Les pharmacies, portes d'entrée pour le premier recours ? C'est le plaidoyer pro domo des industriels de l'automédication. Le deuxième bulletin de santé* des Français dévoilé ce lundi par l’association NèreS (ex-Afipa, regroupant 29 laboratoires commercialisant des produits sans ordonnance) révèle une progression des déserts médicaux et du renoncement aux soins et met délibérément en avant le « plébiscite du pharmacien » sur les maux du quotidien.
Le tableau est connu : 12 % des Français ne savent pas ou n'ont pas de généraliste traitant (une situation pire qu'en 2022) et plus d'un Français sur deux (58 %) a le sentiment que le système de santé continue de se détériorer. Surtout, pour plus de sept Français sur dix, le parcours de soins est perçu comme « complexe », qu'il s'agisse du remboursement (75 %), de la compréhension du système (67 %) ou de l'orientation (58 %). Pour 66 % d'entre eux, la raison principale avancée est le manque de généralistes qui entraîne des « délais de rendez-vous trop longs ». Non seulement cette complexité vécue conduit à du renoncement aux soins (pour 45 % des Français), mais ce renoncement est encore plus marqué chez les jeunes et les Français en moins bonne santé (56 % chez les 18/34 ans, 52 % pour ceux qui se déclarent en mauvaise santé).
Réformes peu connues, tentation de solutions radicales
Dans ce contexte, les réformes pour fluidifier le parcours sont très peu connues des Français. Trois quarts des sondés ne connaissent ni les communautés professionnelles territoriales de santé (CPTS), ni les contrats locaux de santé (CLS) et près des deux tiers ignorent la création des services d'accès aux soins (SAS) ou des infirmiers de pratique avancée (IPA). La création des maisons de santé pluriprofessionnelles (MSP) est mieux appréhendée (61 %) tout comme le portail Monespacesanté (71 %). Mais faute de lisibilité, les Français affichent une position tranchée sur la méthode puisque 89 % d'entre eux estiment que l'obligation d'installation dans les déserts médicaux serait une solution « efficace » pour répondre aux défis actuels.
Ce constat des carences du système de soins apporte surtout de l'eau au moulin des industriels de l'automédication qui poussent ouvertement en faveur du développement du réseau officinal comme premier point de contact. Faute d'une « politique claire sur le premier recours », avance Paul-François Cossa, président de NèreS, les Français veulent « une porte d'entrée humaine, compétente et disponible » pour entrer dans le parcours de soins.
Ainsi, selon le même sondage, plus de neuf Français sur dix « plébiscitent » les pharmaciens sur les maux du quotidien, à travers les conseils ou produits disponibles sans ordonnance (92 %), la prévention de ces maux courants (91 %) ou même l'orientation vers d'autres professionnels de santé qualifiés (91 %). C'est pourquoi l'association souhaite faire de l'officine « la porte d'entrée » du parcours pour les maux du quotidien afin de soulager les généralistes libéraux et les urgences hospitalières.
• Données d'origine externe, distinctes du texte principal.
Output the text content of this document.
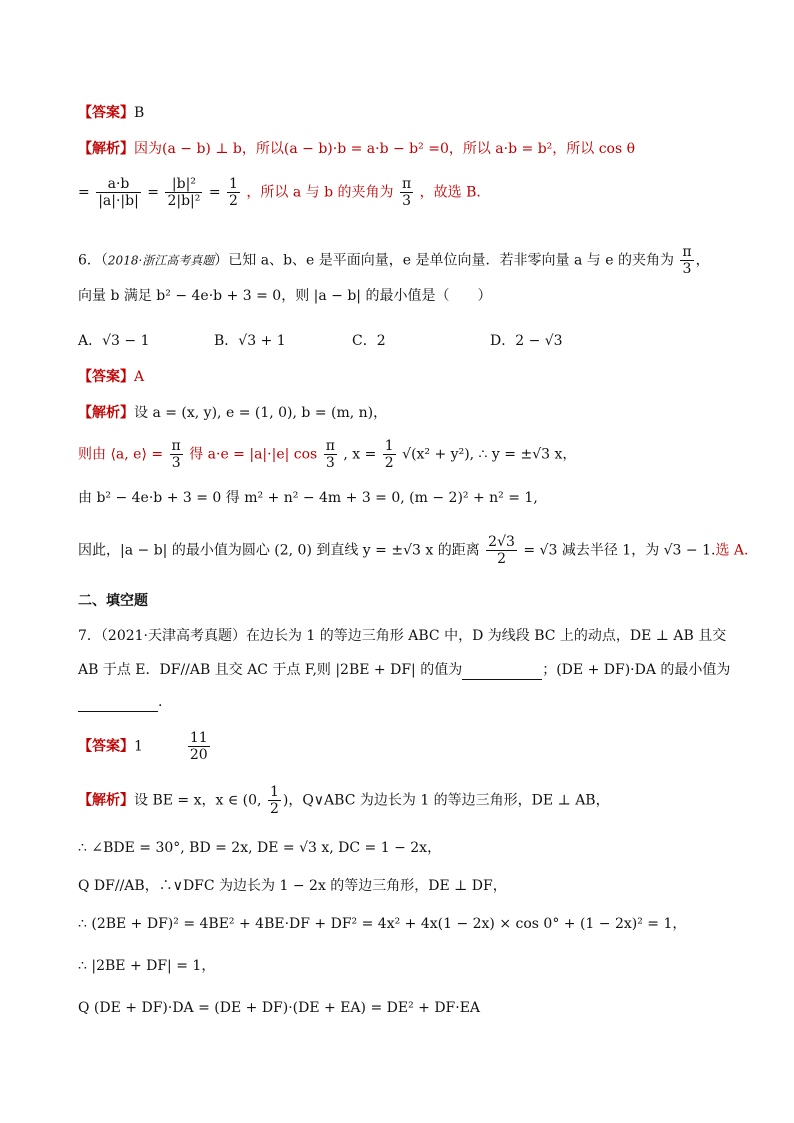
【答案】B
【解析】因为(a − b) ⊥ b，所以(a − b)·b = a·b − b² =0，所以 a·b = b²，所以 cos θ
= $\frac{a\cdot b}{|a|\cdot|b|} = \frac{\text{|b|²}}{\text{2|b|²}} = \frac{1}{2}$ ，所以 a 与 b 的夹角为 $\frac{\pi}{3}$ ，故选 B．
6．（2018·浙江高考真题）已知 a、b、e 是平面向量，e 是单位向量．若非零向量 a 与 e 的夹角为 $\frac{\pi}{3}$ ，
向量 b 满足 b² − 4e·b + 3 = 0，则 |a − b| 的最小值是（　　）
A．√3 − 1	B．√3 + 1	C．2	D．2 − √3
【答案】A
【解析】设 a = (x, y), e = (1, 0), b = (m, n)，
则由 ⟨a, e⟩ = $\frac{\pi}{3}$ 得 a·e = |a|·|e| $\cos \frac{\pi}{3}$ , $x = \frac{1}{2} √(x^2 + y^2)$, ∴ y = ±√3 x，
由 b² − 4e·b + 3 = 0 得 m² + n² − 4m + 3 = 0, (m − 2)² + n² = 1,
因此，|a − b| 的最小值为圆心 (2, 0) 到直线 y = ±√3 x 的距离 $\frac{2√3}{2} = √3$ 减去半径 1，为 √3 − 1.选 A.
二、填空题
7．（2021·天津高考真题）在边长为 1 的等边三角形 ABC 中，D 为线段 BC 上的动点，DE ⊥ AB 且交
AB 于点 E．DF//AB 且交 AC 于点 F,则 |2BE + DF| 的值为	；(DE + DF)·DA 的最小值为
.
【答案】1	$\frac{11}{20}$
【解析】设 BE = x，x ∈ (0, $\frac{1}{2}$ )，Q∨ABC 为边长为 1 的等边三角形，DE ⊥ AB，
∴ ∠BDE = 30°, BD = 2x, DE = √3 x, DC = 1 − 2x，
Q DF//AB，∴∨DFC 为边长为 1 − 2x 的等边三角形，DE ⊥ DF，
∴ (2BE + DF)² = 4BE² + 4BE·DF + DF² = 4x² + 4x(1 − 2x) × cos 0° + (1 − 2x)² = 1，
∴ |2BE + DF| = 1，
Q (DE + DF)·DA = (DE + DF)·(DE + EA) = DE² + DF·EA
Un conseil national du premier recours ?
Pour concrétiser cet objectif, il faudra « un dialogue renouvelé entre pharmacien, médecin et infirmier référent » mais aussi un élargissement des outils à la disposition des officinaux « à travers des conseils dans le parcours de soins », « une plus grande gamme de tests d'orientation diagnostique » et de « médicaments de prescription médicale facultative », énumère Luc Besançon, délégué de NèreS. Pour autant, la pharmacie ne sera pas « l'unique porte d'entrée », souligne-t-il. Mais on doit fluidifier le système avec les ressources humaines actuelles ».
Alors que des concertations sont en cours dans le cadre du conseil national de la refondation santé (CNR), les industriels appellent le gouvernement à créer « un conseil national du premier recours en santé », instance de concertation réunissant autorités de santé, représentants des professionnels de santé, patients et industriels. « L'enjeu est de récolter des données relatives aux maux du quotidien qui sont aujourd'hui noyées dans les données de santé, détaille Luc Besançon. Ce diagnostic va permettre à l'instance d'analyser, de piloter et de proposer de nouvelles organisations des soins ».